Aliko Dangote

President of the Dangote Group, Alhaji Aliko Dangote, has said that the diversification of Nigeria’s economy and creating the right environment for entrepreneurship to thrive remain the best ways to addressing the rising unemployment in the country, especially among the youths.

Many economic experts have over the years raised serious concerns over the worsening rate of youth unemployment with the attendant rise in crime rate as well as the nation’s rising population figures , the Federal Government does not see as a threat to the growth and development of the economy.

Dangote, who spoke at the just concluded Business Leaders/Chief Executive Officers from Nigeria and Kenya Summit held in Lagos, expressed  serious concerns over the high rate of unemployment in the country.

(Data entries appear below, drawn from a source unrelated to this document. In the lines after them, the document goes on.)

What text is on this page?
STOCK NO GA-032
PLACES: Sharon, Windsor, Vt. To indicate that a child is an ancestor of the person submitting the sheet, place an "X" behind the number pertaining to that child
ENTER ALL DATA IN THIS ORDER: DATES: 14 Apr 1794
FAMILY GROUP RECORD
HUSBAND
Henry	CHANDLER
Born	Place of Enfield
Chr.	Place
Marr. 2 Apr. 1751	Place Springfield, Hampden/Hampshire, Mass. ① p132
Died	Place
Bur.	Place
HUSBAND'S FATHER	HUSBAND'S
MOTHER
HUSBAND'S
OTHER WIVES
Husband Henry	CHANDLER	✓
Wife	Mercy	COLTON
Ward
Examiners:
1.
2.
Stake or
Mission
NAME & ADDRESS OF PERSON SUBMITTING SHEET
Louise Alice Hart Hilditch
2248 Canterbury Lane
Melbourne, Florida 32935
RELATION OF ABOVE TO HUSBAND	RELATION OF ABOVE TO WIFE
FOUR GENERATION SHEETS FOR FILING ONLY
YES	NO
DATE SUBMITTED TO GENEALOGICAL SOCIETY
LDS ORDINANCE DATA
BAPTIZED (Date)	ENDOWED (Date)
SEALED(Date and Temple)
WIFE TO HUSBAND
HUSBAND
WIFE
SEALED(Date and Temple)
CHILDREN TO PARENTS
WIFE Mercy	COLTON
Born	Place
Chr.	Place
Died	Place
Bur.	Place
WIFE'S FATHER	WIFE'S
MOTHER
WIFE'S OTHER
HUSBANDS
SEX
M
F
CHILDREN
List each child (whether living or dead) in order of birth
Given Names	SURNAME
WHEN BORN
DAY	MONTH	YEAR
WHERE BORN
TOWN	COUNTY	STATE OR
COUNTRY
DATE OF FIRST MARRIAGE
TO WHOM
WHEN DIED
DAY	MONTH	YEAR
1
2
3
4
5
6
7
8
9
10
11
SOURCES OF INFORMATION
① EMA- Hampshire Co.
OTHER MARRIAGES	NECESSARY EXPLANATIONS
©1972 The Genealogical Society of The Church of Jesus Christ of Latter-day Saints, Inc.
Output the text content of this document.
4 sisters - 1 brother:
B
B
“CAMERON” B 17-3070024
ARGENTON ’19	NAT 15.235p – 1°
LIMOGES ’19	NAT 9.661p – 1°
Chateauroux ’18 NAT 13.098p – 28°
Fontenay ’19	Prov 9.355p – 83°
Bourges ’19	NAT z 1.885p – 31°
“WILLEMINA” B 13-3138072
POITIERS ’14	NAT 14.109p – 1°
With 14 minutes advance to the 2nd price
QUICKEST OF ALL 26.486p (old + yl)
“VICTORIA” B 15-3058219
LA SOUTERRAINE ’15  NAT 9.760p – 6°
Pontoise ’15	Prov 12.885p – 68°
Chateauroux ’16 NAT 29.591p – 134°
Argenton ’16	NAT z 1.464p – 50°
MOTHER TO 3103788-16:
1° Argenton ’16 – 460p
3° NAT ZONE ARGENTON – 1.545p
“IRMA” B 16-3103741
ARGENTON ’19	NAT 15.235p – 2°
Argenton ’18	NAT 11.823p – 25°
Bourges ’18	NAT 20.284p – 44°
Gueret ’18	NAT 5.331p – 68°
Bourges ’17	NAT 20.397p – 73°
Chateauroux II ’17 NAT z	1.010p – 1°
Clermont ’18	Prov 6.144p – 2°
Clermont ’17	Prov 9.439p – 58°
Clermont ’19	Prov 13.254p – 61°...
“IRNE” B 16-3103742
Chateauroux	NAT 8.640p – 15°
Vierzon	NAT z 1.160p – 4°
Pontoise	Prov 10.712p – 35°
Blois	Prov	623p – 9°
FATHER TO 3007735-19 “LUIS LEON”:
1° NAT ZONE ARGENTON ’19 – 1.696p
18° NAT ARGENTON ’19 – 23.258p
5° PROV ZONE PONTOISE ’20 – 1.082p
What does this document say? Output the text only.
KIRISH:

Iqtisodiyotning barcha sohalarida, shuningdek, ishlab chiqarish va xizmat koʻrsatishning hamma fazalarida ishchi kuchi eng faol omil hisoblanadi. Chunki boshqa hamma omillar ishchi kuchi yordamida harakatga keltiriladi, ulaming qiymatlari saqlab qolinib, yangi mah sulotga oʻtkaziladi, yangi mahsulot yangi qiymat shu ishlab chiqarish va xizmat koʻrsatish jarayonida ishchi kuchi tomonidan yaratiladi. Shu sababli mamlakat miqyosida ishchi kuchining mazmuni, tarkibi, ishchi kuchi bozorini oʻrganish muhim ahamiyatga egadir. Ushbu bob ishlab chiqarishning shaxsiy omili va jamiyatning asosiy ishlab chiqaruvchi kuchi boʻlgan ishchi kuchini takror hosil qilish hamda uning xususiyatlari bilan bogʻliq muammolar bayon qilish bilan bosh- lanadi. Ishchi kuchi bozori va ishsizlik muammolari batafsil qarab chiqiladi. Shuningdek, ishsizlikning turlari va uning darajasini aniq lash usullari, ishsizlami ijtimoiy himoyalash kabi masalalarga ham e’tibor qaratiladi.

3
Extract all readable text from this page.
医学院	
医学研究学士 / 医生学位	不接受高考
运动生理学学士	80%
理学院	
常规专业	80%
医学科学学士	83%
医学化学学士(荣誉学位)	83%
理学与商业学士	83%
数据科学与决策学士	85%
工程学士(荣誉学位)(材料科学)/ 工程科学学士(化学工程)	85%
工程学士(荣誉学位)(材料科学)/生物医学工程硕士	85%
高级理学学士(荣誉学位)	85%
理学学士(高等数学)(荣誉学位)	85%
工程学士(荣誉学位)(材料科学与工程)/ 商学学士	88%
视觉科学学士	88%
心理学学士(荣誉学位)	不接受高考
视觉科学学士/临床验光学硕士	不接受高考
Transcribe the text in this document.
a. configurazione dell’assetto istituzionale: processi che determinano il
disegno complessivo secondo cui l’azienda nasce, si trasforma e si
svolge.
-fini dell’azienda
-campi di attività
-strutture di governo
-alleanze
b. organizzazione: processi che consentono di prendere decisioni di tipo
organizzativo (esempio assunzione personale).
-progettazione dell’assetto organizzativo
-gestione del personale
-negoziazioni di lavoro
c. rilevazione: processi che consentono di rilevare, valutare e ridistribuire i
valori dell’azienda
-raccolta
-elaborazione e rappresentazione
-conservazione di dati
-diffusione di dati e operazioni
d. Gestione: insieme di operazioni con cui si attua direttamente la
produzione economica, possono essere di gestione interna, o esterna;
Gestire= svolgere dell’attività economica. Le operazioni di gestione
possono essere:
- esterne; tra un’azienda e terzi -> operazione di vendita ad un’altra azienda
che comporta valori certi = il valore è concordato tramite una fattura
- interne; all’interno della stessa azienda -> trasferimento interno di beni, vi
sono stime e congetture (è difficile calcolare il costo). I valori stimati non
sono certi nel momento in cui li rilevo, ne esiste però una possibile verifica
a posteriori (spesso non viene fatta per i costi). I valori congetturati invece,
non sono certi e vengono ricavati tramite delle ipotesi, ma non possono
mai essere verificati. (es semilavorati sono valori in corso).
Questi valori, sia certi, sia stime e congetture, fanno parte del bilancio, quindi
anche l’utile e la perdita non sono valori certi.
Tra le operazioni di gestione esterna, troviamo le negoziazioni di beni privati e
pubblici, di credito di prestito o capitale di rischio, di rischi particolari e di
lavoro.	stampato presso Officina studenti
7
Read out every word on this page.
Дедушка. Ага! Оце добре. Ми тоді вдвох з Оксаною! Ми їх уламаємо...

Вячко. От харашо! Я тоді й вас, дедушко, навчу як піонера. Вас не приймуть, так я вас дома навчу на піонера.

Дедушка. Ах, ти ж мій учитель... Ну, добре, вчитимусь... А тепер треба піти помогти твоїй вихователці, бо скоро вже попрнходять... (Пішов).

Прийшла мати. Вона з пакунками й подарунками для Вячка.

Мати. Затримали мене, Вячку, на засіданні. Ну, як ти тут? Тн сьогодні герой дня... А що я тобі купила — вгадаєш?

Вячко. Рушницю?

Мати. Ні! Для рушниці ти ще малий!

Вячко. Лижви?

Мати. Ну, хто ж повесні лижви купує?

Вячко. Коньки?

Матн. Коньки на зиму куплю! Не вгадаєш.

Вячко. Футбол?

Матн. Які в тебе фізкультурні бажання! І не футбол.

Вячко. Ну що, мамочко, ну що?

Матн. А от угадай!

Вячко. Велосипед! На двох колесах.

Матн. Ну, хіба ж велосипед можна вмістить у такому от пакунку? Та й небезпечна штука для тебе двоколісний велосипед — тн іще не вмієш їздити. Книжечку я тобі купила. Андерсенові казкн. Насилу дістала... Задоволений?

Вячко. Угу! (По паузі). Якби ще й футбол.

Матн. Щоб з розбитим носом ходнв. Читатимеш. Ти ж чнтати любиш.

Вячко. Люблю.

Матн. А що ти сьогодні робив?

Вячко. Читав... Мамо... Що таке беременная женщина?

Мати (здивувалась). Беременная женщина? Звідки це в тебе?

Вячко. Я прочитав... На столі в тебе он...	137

“As far as I am concerned, the failure of businesses does not worry me so much like the issue of rising unemployment in the country, which gives me sleepless nights”, Dangote said.

He said he is indeed troubled by the high unemployment rate among youths in Nigeria.

He said: “The diversification by the various levels of government in the country and entrepreneurs remained the only answer to increasing youth employment in all the geo-political zones in Nigeria”.

“Since 1978, when I came to Lagos, government has been talking about diversification of the economy which has not happened up till now. It is also sad that nobody is challenging anybody about how many jobs he or she has created”.

“In reality though, it is not solely government’s duty to provide jobs, it is also the duty of entrepreneurs, but government at all levels must provide the enabling environment. When there are no jobs, people get frustrated and I can tell you that the Boko Haram insurgency is a product of frustration”.

He insists that the diversification of Nigeria’s economy is the way to go, arguing that the nation’s economy should be diversified from the current over-dependence on crude oil exports, adding that when the economy is diversified, the oil sector will only be the icing on the cake and not the mainstay of the economy.

Recall that successive governments in Nigeria have paid lip service to the development of other sectors of the economy including agriculture, solid minerals and steel, which hold more in future that the oil sector, which the country relies upon, as it accounts more than 90 per cent of her foreign exchange earnings.

This over-dependence on oil is currently taking its toll on the economy, which had to slide into recession last year due to the uncertainties in the global crude oil, which price fell below $47 per barrel at some point following the discovery of alternative energy sources, especially by the United States of America, which was before now the highest buyer of Nigeria’s specie of crude oil.